Mitnichten. Aber man muß das ja jeweils mit den Augen des Betrachters sehen: WIR empfinden es als schlimm, dass die Chinesen Hunde essen. Die Inder werden es wohl noch schlimmer finden, dass wir Kühe essen (Hunde sind bei uns ja wenigstens nicht 'heilige' Tiere). Und UNS kommen ein paar Karikaturen oder 'satanische Verse' harmlos vor, aber der streng extremistische Moslem empfindet es möglicherweise als schlimmer als Kinderschändung.
Ich sage damit NICHT, dass man deshalb dann Karikaturen mit Todesstrafe belegen darf, aber um den anderen zu verstehen, ist es hilfreich, sich in ihn reinzuversetzen, und dafür ist hilfreich, sich ein Äquivalent aus dem eigenen 'Werte-Kosmos' zu suchen. Es geht ja dabei nicht so sehr um die Handlung, sondern darum, wie die Handlung jeweils empfunden wird. Erst dann kann man ggf. VERSTEHEN, was in einem fanatischen Attentäter vor geht. Oder in dessen Sympathisanten.

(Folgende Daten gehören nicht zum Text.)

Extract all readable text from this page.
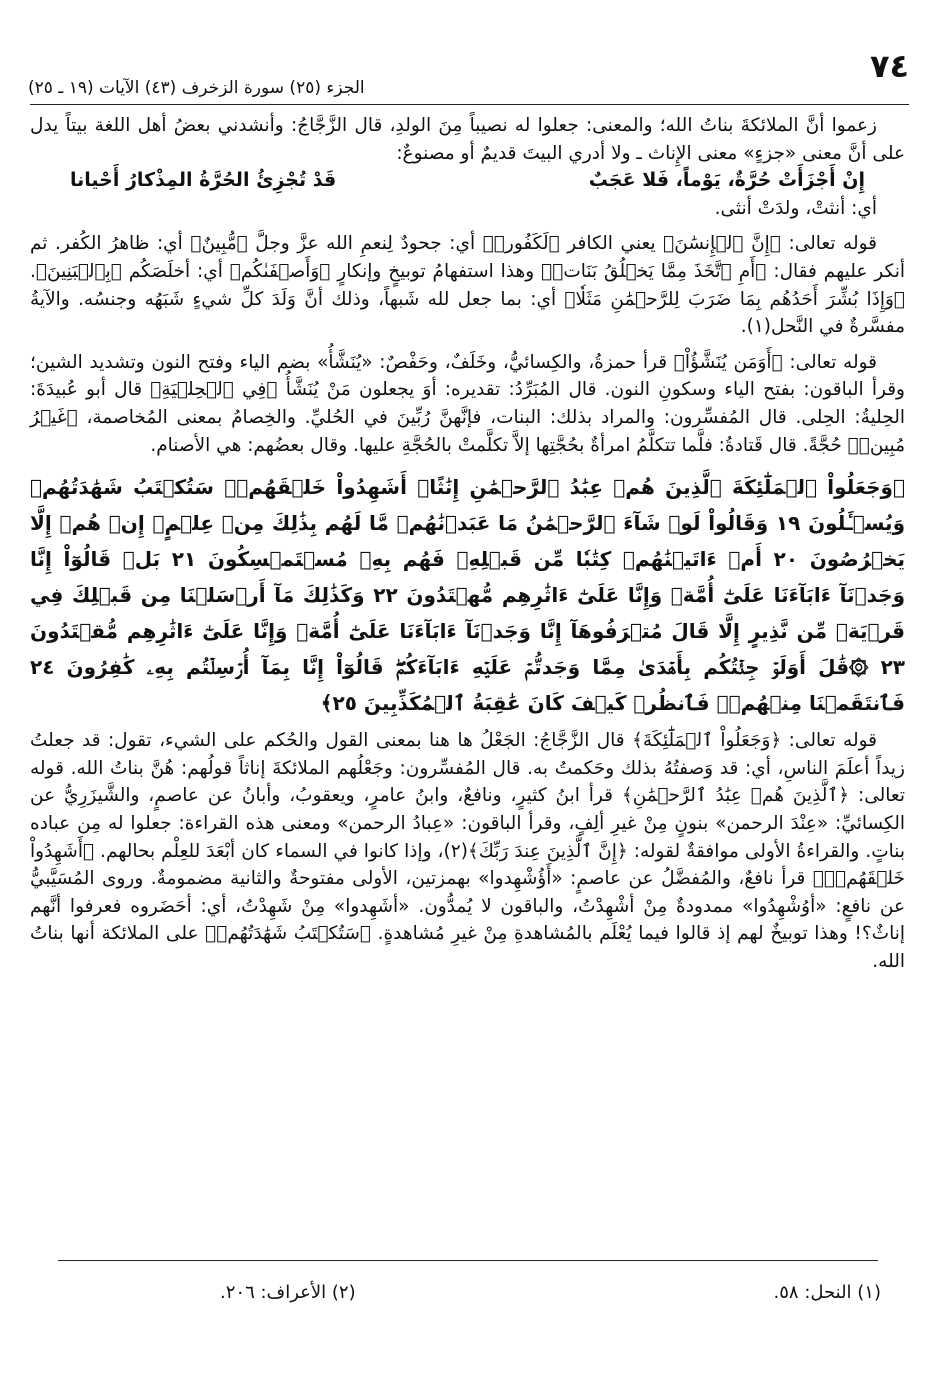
٧٤
الجزء (٢٥) سورة الزخرف (٤٣) الآيات (١٩ ـ ٢٥)

زعموا أنَّ الملائكةَ بناتُ الله؛ والمعنى: جعلوا له نصيباً مِنَ الولدِ، قال الزَّجَّاجُ: وأنشدني بعضُ أهل اللغة بيتاً يدل على أنَّ معنى «جزءٍ» معنى الإِناث ـ ولا أدري البيتَ قديمٌ أو مصنوعٌ:

إِنْ أَجْزَأَتْ حُرَّةٌ، يَوْماً، فَلا عَجَبٌ
قَدْ تُجْزِئُ الحُرَّةُ المِذْكارُ أَحْيانا

أي: أنثتْ، ولدَتْ أنثى.

قوله تعالى: ﴿إِنَّ ٱلۡإِنسَٰنَ﴾ يعني الكافر ﴿لَكَفُورٞ﴾ أي: جحودٌ لِنعمِ الله عزَّ وجلَّ ﴿مُّبِينٌ﴾ أي: ظاهرُ الكُفر. ثم أنكر عليهم فقال: ﴿أَمِ ٱتَّخَذَ مِمَّا يَخۡلُقُ بَنَاتٖ﴾ وهذا استفهامُ توبيخٍ وإنكارٍ ﴿وَأَصۡفَىٰكُم﴾ أي: أخلَصَكُم ﴿بِٱلۡبَنِينَ﴾. ﴿وَإِذَا بُشِّرَ أَحَدُهُم بِمَا ضَرَبَ لِلرَّحۡمَٰنِ مَثَلٗا﴾ أي: بما جعل لله شَبهاً، وذلك أنَّ وَلَدَ كلِّ شيءٍ شَبَهُه وجنسُه. والآيةُ مفسَّرةٌ في النَّحل(١).

قوله تعالى: ﴿أَوَمَن يُنَشَّؤُاْ﴾ قرأ حمزةُ، والكِسائيُّ، وخَلَفٌ، وحَفْصٌ: «يُنَشَّأُ» بضم الياء وفتح النون وتشديد الشين؛ وقرأ الباقون: بفتح الياء وسكونِ النون. قال المُبَرِّدُ: تقديره: أوَ يجعلون مَنْ يُنَشَّأُ ﴿فِي ٱلۡحِلۡيَةِ﴾ قال أبو عُبيدَةَ: الحِليةُ: الحِلى. قال المُفسِّرون: والمراد بذلك: البنات، فإنَّهنَّ رُبِّينَ في الحُليِّ. والخِصامُ بمعنى المُخاصمة، ﴿غَيۡرُ مُبِينٖ﴾ حُجَّةً. قال قَتادةُ: فلَّما تتكلَّمُ امرأةٌ بحُجَّتِها إلاَّ تكلَّمتْ بالحُجَّةِ عليها. وقال بعضُهم: هي الأصنام.

﴿وَجَعَلُواْ ٱلۡمَلَٰٓئِكَةَ ٱلَّذِينَ هُمۡ عِبَٰدُ ٱلرَّحۡمَٰنِ إِنَٰثًاۚ أَشَهِدُواْ خَلۡقَهُمۡۚ سَتُكۡتَبُ شَهَٰدَتُهُمۡ وَيُسۡـَٔلُونَ ١٩ وَقَالُواْ لَوۡ شَآءَ ٱلرَّحۡمَٰنُ مَا عَبَدۡنَٰهُمۗ مَّا لَهُم بِذَٰلِكَ مِنۡ عِلۡمٍۖ إِنۡ هُمۡ إِلَّا يَخۡرُصُونَ ٢٠ أَمۡ ءَاتَيۡنَٰهُمۡ كِتَٰبٗا مِّن قَبۡلِهِۦ فَهُم بِهِۦ مُسۡتَمۡسِكُونَ ٢١ بَلۡ قَالُوٓاْ إِنَّا وَجَدۡنَآ ءَابَآءَنَا عَلَىٰٓ أُمَّةٖ وَإِنَّا عَلَىٰٓ ءَاثَٰرِهِم مُّهۡتَدُونَ ٢٢ وَكَذَٰلِكَ مَآ أَرۡسَلۡنَا مِن قَبۡلِكَ فِي قَرۡيَةٖ مِّن نَّذِيرٍ إِلَّا قَالَ مُتۡرَفُوهَآ إِنَّا وَجَدۡنَآ ءَابَآءَنَا عَلَىٰٓ أُمَّةٖ وَإِنَّا عَلَىٰٓ ءَاثَٰرِهِم مُّقۡتَدُونَ ٢٣ ۞قَٰلَ أَوَلَوۡ جِئۡتُكُم بِأَهۡدَىٰ مِمَّا وَجَدتُّمۡ عَلَيۡهِ ءَابَآءَكُمۡۖ قَالُوٓاْ إِنَّا بِمَآ أُرۡسِلۡتُم بِهِۦ كَٰفِرُونَ ٢٤ فَٱنتَقَمۡنَا مِنۡهُمۡۖ فَٱنظُرۡ كَيۡفَ كَانَ عَٰقِبَةُ ٱلۡمُكَذِّبِينَ ٢٥﴾

قوله تعالى: ﴿وَجَعَلُواْ ٱلۡمَلَٰٓئِكَةَ﴾ قال الزَّجَّاجُ: الجَعْلُ ها هنا بمعنى القول والحُكم على الشيء، تقول: قد جعلتُ زيداً أعلَمَ الناسِ، أي: قد وَصفتُهُ بذلك وحَكمتُ به. قال المُفسِّرون: وجَعْلُهم الملائكةَ إناثاً قولُهم: هُنَّ بناتُ الله. قوله تعالى: ﴿ٱلَّذِينَ هُمۡ عِبَٰدُ ٱلرَّحۡمَٰنِ﴾ قرأ ابنُ كثيرٍ، ونافعٌ، وابنُ عامرٍ، ويعقوبُ، وأبانُ عن عاصمٍ، والشَّيزَرِيُّ عن الكِسائيِّ: «عِنْدَ الرحمن» بنونٍ مِنْ غيرِ ألِفٍ، وقرأ الباقون: «عِبادُ الرحمن» ومعنى هذه القراءة: جعلوا له مِن عباده بناتٍ. والقراءةُ الأولى موافقةٌ لقوله: ﴿إِنَّ ٱلَّذِينَ عِندَ رَبِّكَ﴾(٢)، وإذا كانوا في السماء كان أبْعَدَ للعِلْم بحالهم. ﴿أَشَهِدُواْ خَلۡقَهُمۡۚ﴾ قرأ نافعٌ، والمُفضَّلُ عن عاصمٍ: «أَؤُشْهِدوا» بهمزتين، الأولى مفتوحةٌ والثانية مضمومةٌ. وروى المُسَيَّبيُّ عن نافعٍ: «أوُشْهِدُوا» ممدودةٌ مِنْ أشْهِدْتُ، والباقون لا يُمدُّون. «أشَهِدوا» مِنْ شَهِدْتُ، أي: أحَضَروه فعرفوا أنَّهم إناثٌ؟! وهذا توبيخٌ لهم إذ قالوا فيما يُعْلَم بالمُشاهدةِ مِنْ غيرِ مُشاهدةٍ. ﴿سَتُكۡتَبُ شَهَٰدَتُهُمۡ﴾ على الملائكة أنها بناتُ الله.

(١) النحل: ٥٨.
(٢) الأعراف: ٢٠٦.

Und um für Probleme Lösungen zu finden, halte ich es immer für hilfreich, erstmal das Problem zu VERSTEHEN. Wobei 'verstehen' hier nicht mit 'entschuldigen' oder 'rechtfertigen' oder ähnlichem gleichgesetzt werden soll. Nur weil ich Verständnis dafür habe, wie jemand 'tickt', heißt das nicht, dass ich die Handlungen gut heiße, die er dann daraus ableitet. Aber erst wenn ich weiß, wie jemand denkt, kann ich ihm im Zweifel klar machen, wo sein 'Denkfehler' liegt. - Und das ist in dem Ausgangspunkt-Vergleich ganz einfach: Jeder gläubige Moslem hat die Freiheit, die 'schriftstellerische Arbeit' von Rushdie einfach nicht zu lesen (und kann es seinem Gott überlassen, wie der dann Rushdie ggf. 'bestrafen' wird). Das Kind, das vom Kinderschänder mißbraucht wird, hat diese Entscheidungsfreiheit nicht.